ここは華加高校。私は今日から、この学校の二年生になる。


まず校門を通過し、新クラス発表、と書かれた名簿を見に行く。
どうやらわたしは2年3組のようだ。
「りな、一緒だね!」
後ろから声がしたかと思うと、去年同じクラスだった大沢優が立っていた。
「え、本当?」
嬉しくて、頬の筋肉が緩む。
「そうだよー。ほら、あそこ」
と、優が指さしをして自分の名前を見せてくれた。
「本当だ!やったね、一緒!」
すこし大きな声をあげてしまい、その場にいた先生に睨まれてしまった。
そんなことすらおかしく思えるくらい、うれしい出来事だ。
ふと、私の出席番号である17番の前、16番に目がいった。
「・・・海原・・・?」
「ああ、海原もこのクラスかあ」
「知ってるの?」
私は初めて聞く名前にどきりとしてしまった。
「うん。バレー部の」
「へえ・・・」
と、生返事を返す。あまり聞いても今はわからないし。
「とりあえず、教室いこっか」
優が可愛らしくにこりと笑う。
「うん」
私も微笑み返し、新クラスの3組がある4階へと向かった。


教室に入ると、すでに私の一つ前である海原くんが席についていた。
音をあまり立てぬように椅子を引くと、海原くんはこちらを振り向いた。
「あ」
つい、目が合い声がでてしまう。
「よろしく」
「よろしくね」
にこりと笑ってそう言い放つ彼は、とても幼い印象だ。
「海原くん、だっけ」
「ああ。海原空。ちなみにうなばらくんじゃねーかんな」
「あはは、わかるよそのくらい。私は、楠りな。去年学級委員だったんだけど、わかる?」
とは言ってみたが、学級委員(しかも委員長)だったにもかかわらず彼のことを知らなかった私はなんなのだろう。
「知ってるよ。

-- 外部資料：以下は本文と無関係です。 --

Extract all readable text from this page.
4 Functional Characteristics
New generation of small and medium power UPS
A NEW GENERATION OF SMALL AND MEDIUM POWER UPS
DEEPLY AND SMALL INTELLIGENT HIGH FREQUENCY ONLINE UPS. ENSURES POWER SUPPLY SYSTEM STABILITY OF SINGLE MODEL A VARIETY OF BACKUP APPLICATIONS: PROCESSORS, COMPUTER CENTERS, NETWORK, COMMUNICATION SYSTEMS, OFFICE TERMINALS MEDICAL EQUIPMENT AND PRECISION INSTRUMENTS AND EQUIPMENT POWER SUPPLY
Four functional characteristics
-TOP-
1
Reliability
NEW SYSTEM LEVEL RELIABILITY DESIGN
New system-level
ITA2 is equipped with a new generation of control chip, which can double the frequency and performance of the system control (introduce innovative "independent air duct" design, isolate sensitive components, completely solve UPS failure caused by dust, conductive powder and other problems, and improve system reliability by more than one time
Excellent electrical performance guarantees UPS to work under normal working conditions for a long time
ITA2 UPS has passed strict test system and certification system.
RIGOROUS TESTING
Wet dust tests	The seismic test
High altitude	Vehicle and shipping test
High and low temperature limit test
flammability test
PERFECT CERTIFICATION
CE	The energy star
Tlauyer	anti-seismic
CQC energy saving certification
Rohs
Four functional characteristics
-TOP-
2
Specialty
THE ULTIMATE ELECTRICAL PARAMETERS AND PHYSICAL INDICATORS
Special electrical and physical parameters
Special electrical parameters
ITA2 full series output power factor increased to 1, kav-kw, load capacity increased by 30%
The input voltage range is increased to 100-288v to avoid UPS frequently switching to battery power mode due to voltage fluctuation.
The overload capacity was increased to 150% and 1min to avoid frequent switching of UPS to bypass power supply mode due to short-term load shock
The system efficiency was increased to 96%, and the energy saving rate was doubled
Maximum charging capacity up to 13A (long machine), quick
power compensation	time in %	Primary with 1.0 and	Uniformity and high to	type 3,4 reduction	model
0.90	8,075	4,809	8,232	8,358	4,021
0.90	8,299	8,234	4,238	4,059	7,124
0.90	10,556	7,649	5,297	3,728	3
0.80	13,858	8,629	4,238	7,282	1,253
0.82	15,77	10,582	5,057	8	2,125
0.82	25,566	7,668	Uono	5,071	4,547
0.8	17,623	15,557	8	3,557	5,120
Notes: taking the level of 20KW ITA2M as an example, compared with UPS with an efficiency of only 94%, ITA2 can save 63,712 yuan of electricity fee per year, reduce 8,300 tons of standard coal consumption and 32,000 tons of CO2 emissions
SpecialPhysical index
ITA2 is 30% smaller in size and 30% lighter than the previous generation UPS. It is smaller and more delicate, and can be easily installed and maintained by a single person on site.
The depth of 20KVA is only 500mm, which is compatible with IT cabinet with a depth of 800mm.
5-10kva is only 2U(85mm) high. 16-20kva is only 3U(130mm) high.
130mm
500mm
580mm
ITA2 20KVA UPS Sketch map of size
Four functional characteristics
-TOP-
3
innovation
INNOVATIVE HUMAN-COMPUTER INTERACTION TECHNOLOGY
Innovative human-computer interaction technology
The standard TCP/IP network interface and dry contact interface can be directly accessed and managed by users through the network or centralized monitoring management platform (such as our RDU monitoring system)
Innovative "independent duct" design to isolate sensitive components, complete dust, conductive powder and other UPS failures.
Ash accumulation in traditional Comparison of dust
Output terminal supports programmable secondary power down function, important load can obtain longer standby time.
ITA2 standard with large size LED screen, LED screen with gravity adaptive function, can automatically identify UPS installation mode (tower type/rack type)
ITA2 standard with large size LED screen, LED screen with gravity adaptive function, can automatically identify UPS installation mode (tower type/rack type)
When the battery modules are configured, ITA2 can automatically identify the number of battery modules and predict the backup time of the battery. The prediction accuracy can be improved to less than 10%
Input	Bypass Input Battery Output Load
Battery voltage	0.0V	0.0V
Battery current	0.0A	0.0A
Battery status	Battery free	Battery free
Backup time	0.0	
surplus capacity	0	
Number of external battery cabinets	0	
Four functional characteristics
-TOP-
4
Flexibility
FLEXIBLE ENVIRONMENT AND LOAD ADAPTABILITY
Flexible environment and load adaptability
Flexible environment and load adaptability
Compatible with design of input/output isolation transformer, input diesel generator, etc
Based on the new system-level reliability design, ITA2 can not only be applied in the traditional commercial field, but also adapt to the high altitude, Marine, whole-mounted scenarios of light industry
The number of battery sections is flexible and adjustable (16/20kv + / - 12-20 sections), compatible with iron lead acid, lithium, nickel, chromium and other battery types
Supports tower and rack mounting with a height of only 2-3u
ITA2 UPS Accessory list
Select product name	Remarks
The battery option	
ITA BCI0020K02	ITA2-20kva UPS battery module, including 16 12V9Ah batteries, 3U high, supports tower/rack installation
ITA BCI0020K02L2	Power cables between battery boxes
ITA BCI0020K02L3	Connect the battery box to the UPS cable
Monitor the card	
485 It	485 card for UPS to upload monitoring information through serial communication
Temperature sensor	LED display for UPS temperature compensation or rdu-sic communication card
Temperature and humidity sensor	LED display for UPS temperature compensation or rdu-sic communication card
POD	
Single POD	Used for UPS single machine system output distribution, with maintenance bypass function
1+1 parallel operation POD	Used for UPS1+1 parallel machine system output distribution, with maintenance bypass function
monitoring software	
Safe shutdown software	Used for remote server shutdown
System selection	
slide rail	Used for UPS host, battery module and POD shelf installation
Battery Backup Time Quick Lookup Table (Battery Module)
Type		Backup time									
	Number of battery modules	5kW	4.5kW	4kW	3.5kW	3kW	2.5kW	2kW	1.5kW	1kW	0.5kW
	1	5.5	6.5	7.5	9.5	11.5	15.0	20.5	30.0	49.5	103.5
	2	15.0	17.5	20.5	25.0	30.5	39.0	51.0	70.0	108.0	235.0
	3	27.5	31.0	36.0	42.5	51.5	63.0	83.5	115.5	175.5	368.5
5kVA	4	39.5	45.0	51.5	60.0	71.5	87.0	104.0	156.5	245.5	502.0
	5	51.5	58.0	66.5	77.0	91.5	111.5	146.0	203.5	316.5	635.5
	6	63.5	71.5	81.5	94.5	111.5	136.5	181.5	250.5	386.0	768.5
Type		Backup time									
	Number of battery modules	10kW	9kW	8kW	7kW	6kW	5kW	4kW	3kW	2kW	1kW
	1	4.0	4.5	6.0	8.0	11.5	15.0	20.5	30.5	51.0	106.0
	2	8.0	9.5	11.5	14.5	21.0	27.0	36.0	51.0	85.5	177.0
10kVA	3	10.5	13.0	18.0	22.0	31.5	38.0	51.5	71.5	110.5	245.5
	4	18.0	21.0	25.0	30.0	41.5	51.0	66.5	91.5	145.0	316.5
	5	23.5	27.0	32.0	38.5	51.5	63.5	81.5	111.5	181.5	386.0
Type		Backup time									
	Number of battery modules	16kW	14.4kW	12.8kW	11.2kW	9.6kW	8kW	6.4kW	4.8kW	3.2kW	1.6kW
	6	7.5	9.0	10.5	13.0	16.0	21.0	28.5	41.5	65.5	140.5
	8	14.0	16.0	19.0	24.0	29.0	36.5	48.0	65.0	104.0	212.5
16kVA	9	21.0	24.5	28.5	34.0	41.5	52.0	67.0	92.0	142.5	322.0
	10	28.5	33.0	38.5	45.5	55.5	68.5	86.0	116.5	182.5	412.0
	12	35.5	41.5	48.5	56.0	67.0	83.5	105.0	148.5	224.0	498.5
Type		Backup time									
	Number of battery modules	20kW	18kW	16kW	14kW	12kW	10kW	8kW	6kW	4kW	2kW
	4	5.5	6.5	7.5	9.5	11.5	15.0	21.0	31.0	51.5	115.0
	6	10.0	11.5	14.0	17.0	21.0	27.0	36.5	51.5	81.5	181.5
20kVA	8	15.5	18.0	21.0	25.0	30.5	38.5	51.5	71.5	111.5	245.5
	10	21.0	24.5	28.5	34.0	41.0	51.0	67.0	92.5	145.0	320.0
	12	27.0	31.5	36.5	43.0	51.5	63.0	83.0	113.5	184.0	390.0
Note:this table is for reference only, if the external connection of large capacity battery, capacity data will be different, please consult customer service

委員長さん」
「あららー。ありがとう」
「今年もやるの?」
「ううん、今年はいいかなって」
「そう」
彼は眼鏡をかけていて、白くて綺麗な肌に黒斑がよく映える。
「海原くんて、バレー部だよね?」
「そうだよー。一応エース」
「え、そうなの!」
「はは、まあ知らねーよな」
そうだったんだ、と話がどんどん膨らんでいく。
なかなか彼は人懐っこいようで、とても話やすかった。
ホームルームも終わり、休み時間。
海原くんとはその後話すことなく、一日が過ぎていった。